IR has been documented to be associated to lower SVR in HCV and HCV/HIV coinfected patients67 and clearance of HCV infection to improvement in IR.68
 
Genetics and Immune Responses
 
The host ethnicity or race affects the antiviral CD4 T-cell responses during the course of CHC. CD8 T cells are the main mediators of hepatic cell injury because they recognize and destroy infected cells. HCV clearance correlates to a vigorous HCV-specific CD4 cell and IFN-gamma production.69 In African Americans, who are known to have decreased efficacy of Peg IFN and RBV therapy, there is evidence of a more robust antiviral CD4 T-cell response than in whites, but this response is not associated to IFN-gamma production, suggesting a dysregulation of the virus-specific CD4 T-cell effector function.70 To our knowledge, no similar studies have been reported in Latino patients with CHC. Rahman and Rehermann71 speculated that differences in the HLA haplotype and HLA diversity might affect the strength and multiplicity of T-cell responses among ethnic groups. They also postulated a possible effect of mode of transmission, because higher numbers of virions might cause T-cell memory disruption that might affect the responses to new infections.
 
Latinos and Specifically Targeted Antiviral Therapies for Hepatitis C Virus (STAT-C)
 
The impact of evolving new STAT-C therapies on the efficacy of anti-HCV therapy in Latinos is unknown. However, early results of the first clinical study in which VX-950 (Telaprevir) was added to Peg IFN and RBV are encouraging that adding STAT-C drugs might improve efficacy of treatment in this population.

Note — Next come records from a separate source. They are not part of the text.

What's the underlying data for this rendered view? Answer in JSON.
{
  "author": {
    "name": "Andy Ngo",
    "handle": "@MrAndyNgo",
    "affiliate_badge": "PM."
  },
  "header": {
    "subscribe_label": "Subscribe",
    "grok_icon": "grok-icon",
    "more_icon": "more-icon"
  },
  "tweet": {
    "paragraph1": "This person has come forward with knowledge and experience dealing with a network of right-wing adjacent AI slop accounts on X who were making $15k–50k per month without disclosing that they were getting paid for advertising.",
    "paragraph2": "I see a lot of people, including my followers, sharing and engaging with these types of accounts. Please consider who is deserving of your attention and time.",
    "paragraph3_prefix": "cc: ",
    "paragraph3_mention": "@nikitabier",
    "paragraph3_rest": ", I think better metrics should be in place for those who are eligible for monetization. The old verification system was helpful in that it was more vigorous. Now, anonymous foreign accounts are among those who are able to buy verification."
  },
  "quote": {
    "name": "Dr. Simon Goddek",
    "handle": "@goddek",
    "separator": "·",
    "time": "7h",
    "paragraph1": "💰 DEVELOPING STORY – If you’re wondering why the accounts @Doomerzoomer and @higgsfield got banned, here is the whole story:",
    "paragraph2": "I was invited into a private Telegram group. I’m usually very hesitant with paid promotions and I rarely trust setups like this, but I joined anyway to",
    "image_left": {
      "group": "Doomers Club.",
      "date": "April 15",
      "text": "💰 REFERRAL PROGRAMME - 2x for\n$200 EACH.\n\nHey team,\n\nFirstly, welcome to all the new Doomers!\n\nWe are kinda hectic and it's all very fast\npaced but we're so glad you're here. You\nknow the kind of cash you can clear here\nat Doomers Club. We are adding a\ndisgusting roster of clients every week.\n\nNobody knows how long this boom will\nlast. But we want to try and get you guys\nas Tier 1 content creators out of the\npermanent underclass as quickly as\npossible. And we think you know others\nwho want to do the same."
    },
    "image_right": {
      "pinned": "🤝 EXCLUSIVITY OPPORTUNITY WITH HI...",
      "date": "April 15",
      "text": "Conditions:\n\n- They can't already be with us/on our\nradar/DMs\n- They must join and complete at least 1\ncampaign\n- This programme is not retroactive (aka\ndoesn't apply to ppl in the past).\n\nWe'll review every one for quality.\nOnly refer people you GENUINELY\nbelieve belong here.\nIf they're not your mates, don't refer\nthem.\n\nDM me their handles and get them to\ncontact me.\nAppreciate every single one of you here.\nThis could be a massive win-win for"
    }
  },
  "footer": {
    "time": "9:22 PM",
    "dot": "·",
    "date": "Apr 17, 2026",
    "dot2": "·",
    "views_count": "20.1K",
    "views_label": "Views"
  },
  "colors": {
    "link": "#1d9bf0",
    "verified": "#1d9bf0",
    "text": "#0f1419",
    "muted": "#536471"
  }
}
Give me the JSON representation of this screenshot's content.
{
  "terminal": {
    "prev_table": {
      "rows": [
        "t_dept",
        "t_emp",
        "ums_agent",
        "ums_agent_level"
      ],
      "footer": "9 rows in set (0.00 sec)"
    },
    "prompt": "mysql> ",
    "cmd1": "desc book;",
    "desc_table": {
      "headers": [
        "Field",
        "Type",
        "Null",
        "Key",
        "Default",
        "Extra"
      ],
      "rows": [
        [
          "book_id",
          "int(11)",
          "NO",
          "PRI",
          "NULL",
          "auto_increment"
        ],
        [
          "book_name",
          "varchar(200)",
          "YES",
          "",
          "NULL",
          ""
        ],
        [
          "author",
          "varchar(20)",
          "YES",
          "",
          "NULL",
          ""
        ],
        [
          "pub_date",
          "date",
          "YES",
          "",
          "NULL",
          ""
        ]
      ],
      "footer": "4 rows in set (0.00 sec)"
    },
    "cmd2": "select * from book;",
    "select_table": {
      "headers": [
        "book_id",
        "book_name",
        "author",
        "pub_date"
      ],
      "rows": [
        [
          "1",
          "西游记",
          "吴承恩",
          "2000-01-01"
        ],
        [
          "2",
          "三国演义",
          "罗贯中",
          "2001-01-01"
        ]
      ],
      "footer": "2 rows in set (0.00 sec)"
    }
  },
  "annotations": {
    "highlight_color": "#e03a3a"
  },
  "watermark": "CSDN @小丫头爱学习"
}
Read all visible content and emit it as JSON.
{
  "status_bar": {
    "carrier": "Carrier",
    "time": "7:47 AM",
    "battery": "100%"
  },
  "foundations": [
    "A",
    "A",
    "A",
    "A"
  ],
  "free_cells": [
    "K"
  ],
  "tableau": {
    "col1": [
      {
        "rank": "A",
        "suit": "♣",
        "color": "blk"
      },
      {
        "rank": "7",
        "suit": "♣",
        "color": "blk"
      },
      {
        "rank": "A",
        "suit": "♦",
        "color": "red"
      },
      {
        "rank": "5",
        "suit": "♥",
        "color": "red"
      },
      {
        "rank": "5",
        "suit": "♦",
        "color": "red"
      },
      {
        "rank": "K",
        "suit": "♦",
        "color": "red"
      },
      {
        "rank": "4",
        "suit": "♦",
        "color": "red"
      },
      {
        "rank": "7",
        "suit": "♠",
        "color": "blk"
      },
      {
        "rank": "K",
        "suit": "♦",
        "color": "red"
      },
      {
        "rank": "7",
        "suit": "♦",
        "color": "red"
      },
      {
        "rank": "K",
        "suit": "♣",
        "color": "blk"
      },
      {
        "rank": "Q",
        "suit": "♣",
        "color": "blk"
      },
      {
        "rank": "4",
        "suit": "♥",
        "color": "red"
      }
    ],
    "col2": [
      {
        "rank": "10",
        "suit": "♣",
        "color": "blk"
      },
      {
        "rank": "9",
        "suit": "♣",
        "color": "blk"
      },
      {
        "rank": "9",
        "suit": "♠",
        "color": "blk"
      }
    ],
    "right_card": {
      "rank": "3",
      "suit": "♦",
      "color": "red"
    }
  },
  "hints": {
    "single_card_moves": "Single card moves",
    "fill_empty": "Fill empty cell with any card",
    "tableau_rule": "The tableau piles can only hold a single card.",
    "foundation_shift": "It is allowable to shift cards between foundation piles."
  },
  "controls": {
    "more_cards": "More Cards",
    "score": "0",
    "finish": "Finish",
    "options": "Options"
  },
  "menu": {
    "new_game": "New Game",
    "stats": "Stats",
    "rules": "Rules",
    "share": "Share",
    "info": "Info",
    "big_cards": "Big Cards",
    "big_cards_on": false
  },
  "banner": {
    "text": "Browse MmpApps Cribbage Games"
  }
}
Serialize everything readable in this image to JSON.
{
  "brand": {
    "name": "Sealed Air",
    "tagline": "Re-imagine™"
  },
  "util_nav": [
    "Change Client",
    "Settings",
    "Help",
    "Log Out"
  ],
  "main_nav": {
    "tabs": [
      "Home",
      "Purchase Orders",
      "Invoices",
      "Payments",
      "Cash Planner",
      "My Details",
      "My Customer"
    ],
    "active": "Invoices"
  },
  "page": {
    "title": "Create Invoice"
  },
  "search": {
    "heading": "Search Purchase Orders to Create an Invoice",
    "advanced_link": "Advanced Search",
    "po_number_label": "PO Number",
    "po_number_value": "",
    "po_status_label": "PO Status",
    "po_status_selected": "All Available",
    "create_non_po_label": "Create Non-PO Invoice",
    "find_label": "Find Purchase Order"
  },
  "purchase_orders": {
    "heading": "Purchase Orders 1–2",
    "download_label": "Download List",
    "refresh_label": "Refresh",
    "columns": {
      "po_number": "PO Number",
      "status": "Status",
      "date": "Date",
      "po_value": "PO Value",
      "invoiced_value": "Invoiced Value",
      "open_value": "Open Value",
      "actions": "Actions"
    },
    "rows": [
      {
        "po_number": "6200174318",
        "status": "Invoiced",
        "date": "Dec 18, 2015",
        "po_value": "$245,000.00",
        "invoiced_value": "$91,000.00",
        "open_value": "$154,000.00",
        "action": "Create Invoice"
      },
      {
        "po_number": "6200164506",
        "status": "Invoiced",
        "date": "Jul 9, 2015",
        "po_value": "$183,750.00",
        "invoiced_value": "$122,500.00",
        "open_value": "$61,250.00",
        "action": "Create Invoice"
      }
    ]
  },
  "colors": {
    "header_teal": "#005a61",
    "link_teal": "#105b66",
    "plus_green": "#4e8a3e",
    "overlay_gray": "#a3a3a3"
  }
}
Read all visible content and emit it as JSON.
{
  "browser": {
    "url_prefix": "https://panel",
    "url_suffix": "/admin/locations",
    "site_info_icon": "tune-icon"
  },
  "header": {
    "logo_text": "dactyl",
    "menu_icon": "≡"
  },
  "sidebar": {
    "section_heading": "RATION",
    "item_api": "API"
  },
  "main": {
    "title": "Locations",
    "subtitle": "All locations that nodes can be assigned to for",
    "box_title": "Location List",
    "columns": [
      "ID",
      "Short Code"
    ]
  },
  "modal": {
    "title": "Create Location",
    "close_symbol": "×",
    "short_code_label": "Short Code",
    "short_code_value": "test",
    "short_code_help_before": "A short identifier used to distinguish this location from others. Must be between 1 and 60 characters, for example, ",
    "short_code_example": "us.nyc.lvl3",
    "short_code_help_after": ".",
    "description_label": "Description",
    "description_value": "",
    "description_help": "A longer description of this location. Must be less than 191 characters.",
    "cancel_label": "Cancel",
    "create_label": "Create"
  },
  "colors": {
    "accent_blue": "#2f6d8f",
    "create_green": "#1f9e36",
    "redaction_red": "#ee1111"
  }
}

Twelve treatment-naive patients infected with genotype 1 HCV were treated for 28 days with Telaprevir, Peg IFN alfa -2a, and RBV and then continued treatment with Peg IFN alfa-2a and RBV. The triple therapy combination substantially and rapidly decreased HCV RNA levels in the 12 patients in this study, and all patients were HCV RNA non detectable at week 4 RVR.72 Several analyses have shown that extent of viral decline at week 4 of treatment with Peg IFN and RBV is predictive of SVR, and more specifically, that achievement of RVR is predictive of achievement of SVR.73 In this study 10 of 12 patients were Latino, and all achieved RVR.